The Brussels-based company, founded in 2020 by 16 European banks including BNP Paribas and Deutsche Bank, has nearly tripled its organizational membership to 45. Recent additions include Worldpay (which joined as a Principal Member on March 24), Mollie, and N26, reflecting broadening interest beyond traditional banking institutions into payment processors and fintechs. More than 1,100 financial institutions now participate in the Wero network across its active markets.
Wero currently processes person-to-person transfers and e-commerce payments in Germany and Belgium, with France expected to follow in the first half of 2026. The platform was conceived as a European-owned alternative to Visa, Mastercard, and Apple Pay, which together control the majority of in-store card payments across the eurozone. While Wero's current transaction volumes remain a fraction of total European card volumes, the accelerating membership growth and user adoption suggest the sovereignty argument is gaining traction at the merchant level rather than remaining confined to policy discussions.
Weimert also addressed the European Central Bank's planned digital euro, targeted for a 2029 launch. She said she sees the digital euro not as competition but as something that could be integrated into Wero's digital wallet. She expressed concern, however, about whether the digital euro would arrive soon enough given the pace of geopolitical shifts. A five-year wait may leave a gap that private-sector solutions need to fill, particularly as the current US administration's unpredictability adds urgency to European financial infrastructure independence.
EPI's expansion plans for 2026 include launching in Luxembourg from June and the Netherlands, where the iDEAL-to-Wero migration is underway with a mandatory co-branding deadline of March 31. NFC-enabled point-of-sale payments are planned for the second half of 2026, with Germany expected to be the first POS market. The EuroPA alliance, formed through agreements with Bizum, Bancomat Pay, SIBS/MB WAY, and Vipps MobilePay, aims to extend interoperability to approximately 130 million users across 13 European countries.
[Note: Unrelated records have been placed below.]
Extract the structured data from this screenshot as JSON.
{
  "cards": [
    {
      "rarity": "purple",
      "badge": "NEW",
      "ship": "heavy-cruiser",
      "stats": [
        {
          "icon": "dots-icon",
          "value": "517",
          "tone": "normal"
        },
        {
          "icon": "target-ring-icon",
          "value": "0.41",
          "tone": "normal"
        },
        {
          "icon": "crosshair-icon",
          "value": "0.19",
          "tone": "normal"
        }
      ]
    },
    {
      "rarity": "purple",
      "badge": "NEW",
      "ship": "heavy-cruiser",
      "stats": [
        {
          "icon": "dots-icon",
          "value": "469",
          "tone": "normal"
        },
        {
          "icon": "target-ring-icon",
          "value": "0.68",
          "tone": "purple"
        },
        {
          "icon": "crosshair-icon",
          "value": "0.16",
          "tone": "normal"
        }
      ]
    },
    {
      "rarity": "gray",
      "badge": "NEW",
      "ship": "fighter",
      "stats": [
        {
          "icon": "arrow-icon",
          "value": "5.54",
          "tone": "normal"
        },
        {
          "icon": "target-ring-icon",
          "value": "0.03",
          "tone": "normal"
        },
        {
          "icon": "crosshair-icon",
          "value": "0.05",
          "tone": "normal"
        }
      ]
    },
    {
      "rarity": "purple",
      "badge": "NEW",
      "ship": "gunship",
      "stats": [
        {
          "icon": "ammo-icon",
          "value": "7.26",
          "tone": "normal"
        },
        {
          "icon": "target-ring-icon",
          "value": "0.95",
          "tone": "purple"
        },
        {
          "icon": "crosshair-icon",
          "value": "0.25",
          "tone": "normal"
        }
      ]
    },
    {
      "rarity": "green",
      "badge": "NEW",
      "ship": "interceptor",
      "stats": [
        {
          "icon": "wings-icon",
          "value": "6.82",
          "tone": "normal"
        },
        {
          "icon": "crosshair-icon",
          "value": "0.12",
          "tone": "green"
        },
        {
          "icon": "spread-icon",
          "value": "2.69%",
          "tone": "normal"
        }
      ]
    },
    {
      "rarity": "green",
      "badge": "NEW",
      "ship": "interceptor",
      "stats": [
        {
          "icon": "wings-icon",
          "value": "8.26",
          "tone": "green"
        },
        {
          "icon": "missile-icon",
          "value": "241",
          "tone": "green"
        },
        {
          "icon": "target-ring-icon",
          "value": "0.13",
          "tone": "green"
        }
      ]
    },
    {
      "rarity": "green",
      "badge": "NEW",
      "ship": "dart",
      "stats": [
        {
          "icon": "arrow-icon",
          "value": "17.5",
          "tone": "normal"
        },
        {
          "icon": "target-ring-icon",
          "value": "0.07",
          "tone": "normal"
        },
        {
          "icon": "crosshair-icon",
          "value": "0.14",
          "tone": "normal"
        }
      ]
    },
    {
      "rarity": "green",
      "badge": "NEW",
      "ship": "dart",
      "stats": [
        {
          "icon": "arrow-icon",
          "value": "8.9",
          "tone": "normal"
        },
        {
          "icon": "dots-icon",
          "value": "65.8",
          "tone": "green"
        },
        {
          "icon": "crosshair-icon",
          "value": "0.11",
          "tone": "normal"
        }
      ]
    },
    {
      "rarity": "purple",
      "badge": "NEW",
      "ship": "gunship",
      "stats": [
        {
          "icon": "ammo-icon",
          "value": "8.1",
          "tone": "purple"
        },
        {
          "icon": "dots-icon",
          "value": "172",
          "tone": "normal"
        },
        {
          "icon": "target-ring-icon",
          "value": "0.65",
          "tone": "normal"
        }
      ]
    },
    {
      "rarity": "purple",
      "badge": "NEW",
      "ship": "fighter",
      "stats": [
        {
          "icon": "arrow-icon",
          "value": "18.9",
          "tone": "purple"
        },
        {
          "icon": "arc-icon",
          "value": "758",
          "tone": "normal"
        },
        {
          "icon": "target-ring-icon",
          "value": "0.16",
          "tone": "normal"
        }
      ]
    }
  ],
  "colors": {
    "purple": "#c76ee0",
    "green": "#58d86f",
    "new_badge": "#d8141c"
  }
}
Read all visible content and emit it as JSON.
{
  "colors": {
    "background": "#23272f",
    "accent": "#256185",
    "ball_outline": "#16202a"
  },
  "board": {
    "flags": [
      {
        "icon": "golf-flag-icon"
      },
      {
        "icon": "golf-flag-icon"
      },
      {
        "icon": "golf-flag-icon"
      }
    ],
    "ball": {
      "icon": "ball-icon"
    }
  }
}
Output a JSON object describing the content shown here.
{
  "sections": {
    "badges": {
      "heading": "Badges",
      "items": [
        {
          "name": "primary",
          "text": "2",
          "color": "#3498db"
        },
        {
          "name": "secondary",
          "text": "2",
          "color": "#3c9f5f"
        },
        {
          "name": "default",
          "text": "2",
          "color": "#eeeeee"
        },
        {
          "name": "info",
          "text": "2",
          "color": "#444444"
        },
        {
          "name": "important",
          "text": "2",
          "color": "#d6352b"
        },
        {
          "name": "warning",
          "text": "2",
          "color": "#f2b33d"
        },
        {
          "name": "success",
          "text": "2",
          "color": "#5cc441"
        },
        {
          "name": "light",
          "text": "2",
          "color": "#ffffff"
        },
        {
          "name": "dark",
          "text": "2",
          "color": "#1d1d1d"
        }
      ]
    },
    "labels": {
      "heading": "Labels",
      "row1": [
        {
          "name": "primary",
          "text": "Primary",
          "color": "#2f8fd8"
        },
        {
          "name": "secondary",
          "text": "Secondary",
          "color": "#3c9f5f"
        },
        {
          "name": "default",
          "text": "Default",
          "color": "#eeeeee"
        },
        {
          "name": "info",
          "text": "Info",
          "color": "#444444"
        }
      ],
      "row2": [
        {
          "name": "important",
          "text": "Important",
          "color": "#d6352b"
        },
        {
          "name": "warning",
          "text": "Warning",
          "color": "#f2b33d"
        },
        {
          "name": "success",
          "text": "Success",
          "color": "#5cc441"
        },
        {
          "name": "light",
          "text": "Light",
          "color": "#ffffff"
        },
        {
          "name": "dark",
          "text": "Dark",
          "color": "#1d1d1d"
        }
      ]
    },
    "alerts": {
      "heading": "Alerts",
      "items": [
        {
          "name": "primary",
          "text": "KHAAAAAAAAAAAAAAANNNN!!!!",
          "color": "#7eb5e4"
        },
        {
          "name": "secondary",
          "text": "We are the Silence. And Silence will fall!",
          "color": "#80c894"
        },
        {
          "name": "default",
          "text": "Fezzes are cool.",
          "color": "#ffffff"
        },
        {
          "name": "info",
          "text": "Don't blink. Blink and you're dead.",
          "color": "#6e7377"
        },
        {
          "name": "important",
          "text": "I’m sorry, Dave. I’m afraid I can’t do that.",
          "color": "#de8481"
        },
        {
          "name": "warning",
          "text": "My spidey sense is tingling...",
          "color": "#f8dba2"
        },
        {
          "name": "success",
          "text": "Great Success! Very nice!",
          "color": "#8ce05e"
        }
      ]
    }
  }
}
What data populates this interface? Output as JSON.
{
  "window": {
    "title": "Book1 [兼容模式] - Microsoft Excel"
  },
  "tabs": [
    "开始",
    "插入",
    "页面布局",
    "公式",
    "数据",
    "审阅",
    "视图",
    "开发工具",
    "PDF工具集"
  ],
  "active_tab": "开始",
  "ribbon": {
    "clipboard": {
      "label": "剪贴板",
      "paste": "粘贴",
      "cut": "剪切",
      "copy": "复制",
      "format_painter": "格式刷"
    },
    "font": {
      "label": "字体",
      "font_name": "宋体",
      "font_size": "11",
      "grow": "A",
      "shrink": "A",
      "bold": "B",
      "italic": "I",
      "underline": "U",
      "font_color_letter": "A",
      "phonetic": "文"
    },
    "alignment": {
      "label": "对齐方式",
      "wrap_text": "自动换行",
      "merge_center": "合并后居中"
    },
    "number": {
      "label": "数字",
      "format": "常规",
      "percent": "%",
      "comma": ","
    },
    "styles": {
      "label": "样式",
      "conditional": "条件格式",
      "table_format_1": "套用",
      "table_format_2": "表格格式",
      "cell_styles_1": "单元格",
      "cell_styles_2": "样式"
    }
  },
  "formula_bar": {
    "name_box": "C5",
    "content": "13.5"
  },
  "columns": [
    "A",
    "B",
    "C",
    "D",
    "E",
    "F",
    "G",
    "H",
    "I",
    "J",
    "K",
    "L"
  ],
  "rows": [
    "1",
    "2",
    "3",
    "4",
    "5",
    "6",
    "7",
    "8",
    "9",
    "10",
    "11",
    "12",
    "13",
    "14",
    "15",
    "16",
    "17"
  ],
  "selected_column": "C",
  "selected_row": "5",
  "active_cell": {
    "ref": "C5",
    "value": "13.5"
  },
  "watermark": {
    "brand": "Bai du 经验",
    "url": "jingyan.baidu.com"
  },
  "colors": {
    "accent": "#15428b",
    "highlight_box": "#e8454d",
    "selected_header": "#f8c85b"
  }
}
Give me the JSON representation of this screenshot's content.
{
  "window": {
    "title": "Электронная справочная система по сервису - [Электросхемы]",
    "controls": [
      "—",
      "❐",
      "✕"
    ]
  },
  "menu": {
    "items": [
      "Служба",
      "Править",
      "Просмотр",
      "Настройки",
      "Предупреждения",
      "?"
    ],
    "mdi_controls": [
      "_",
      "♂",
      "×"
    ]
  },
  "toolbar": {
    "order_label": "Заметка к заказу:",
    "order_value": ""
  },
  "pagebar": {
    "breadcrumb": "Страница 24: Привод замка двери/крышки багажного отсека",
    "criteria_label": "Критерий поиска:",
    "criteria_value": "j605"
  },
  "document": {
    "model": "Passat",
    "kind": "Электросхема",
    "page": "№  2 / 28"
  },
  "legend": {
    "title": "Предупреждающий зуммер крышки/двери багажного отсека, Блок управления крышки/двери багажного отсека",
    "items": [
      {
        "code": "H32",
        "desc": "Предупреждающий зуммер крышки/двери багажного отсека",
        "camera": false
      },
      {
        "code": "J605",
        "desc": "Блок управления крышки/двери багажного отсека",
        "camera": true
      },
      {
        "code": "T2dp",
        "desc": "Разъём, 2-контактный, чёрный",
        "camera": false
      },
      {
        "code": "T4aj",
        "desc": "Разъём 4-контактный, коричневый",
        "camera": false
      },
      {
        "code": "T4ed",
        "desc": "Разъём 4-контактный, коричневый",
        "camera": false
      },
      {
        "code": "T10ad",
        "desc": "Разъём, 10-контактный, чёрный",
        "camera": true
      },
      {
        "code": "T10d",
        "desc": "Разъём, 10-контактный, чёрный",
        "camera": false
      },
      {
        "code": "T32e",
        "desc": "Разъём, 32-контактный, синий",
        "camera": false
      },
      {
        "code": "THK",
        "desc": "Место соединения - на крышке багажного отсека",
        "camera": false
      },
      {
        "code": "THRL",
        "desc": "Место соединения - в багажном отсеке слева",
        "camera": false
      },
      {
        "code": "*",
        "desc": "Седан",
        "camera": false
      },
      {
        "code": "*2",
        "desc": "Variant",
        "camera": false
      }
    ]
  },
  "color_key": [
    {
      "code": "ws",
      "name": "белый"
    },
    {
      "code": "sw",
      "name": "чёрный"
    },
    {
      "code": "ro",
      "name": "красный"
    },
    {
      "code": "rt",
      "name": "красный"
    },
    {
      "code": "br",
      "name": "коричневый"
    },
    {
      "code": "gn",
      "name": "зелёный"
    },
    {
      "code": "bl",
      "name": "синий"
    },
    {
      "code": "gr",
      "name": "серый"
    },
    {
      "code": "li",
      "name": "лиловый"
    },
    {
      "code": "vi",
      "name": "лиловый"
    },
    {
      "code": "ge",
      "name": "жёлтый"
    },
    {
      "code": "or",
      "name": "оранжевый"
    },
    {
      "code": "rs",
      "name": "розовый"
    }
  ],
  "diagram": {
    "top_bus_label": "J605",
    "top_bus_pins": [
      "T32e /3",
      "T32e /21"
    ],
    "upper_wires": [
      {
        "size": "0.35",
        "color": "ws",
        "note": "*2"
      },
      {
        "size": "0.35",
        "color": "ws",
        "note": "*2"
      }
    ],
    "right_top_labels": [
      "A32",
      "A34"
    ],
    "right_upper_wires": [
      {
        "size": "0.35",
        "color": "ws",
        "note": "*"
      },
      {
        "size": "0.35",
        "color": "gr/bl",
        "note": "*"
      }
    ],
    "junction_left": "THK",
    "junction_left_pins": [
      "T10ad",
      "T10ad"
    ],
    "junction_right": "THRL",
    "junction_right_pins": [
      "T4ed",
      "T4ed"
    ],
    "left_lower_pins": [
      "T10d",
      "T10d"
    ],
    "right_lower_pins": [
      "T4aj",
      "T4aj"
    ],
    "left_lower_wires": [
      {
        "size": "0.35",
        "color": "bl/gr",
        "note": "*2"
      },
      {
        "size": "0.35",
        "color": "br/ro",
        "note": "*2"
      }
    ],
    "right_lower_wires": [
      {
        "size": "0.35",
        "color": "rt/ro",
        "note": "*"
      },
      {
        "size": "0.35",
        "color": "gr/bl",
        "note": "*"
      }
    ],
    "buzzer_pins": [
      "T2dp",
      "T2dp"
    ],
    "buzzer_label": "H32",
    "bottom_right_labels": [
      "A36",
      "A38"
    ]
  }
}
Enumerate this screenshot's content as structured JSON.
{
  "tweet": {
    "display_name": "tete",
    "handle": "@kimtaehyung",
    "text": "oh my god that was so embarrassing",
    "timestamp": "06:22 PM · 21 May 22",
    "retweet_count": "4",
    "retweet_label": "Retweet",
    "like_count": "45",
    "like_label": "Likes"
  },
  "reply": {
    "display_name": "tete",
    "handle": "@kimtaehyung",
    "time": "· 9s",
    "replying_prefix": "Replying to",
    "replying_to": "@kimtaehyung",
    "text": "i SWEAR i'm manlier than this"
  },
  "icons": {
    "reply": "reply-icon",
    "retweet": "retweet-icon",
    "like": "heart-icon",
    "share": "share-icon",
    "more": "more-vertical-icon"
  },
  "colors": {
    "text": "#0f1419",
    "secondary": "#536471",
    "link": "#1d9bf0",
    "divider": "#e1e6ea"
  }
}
Fragmentation remains a structural challenge. Spain and Italy maintain separate national payment systems that are connected to EPI through memoranda of understanding rather than direct integration. Whether Bizum and Bancomat Pay complete full migration to Wero or remain as loosely affiliated partners will determine whether EPI achieves a truly unified European payment network. The key commercial test arrives in the second half of 2026, when POS payments launch and the Dutch iDEAL migration enters its technical routing phase subject to DNB approval.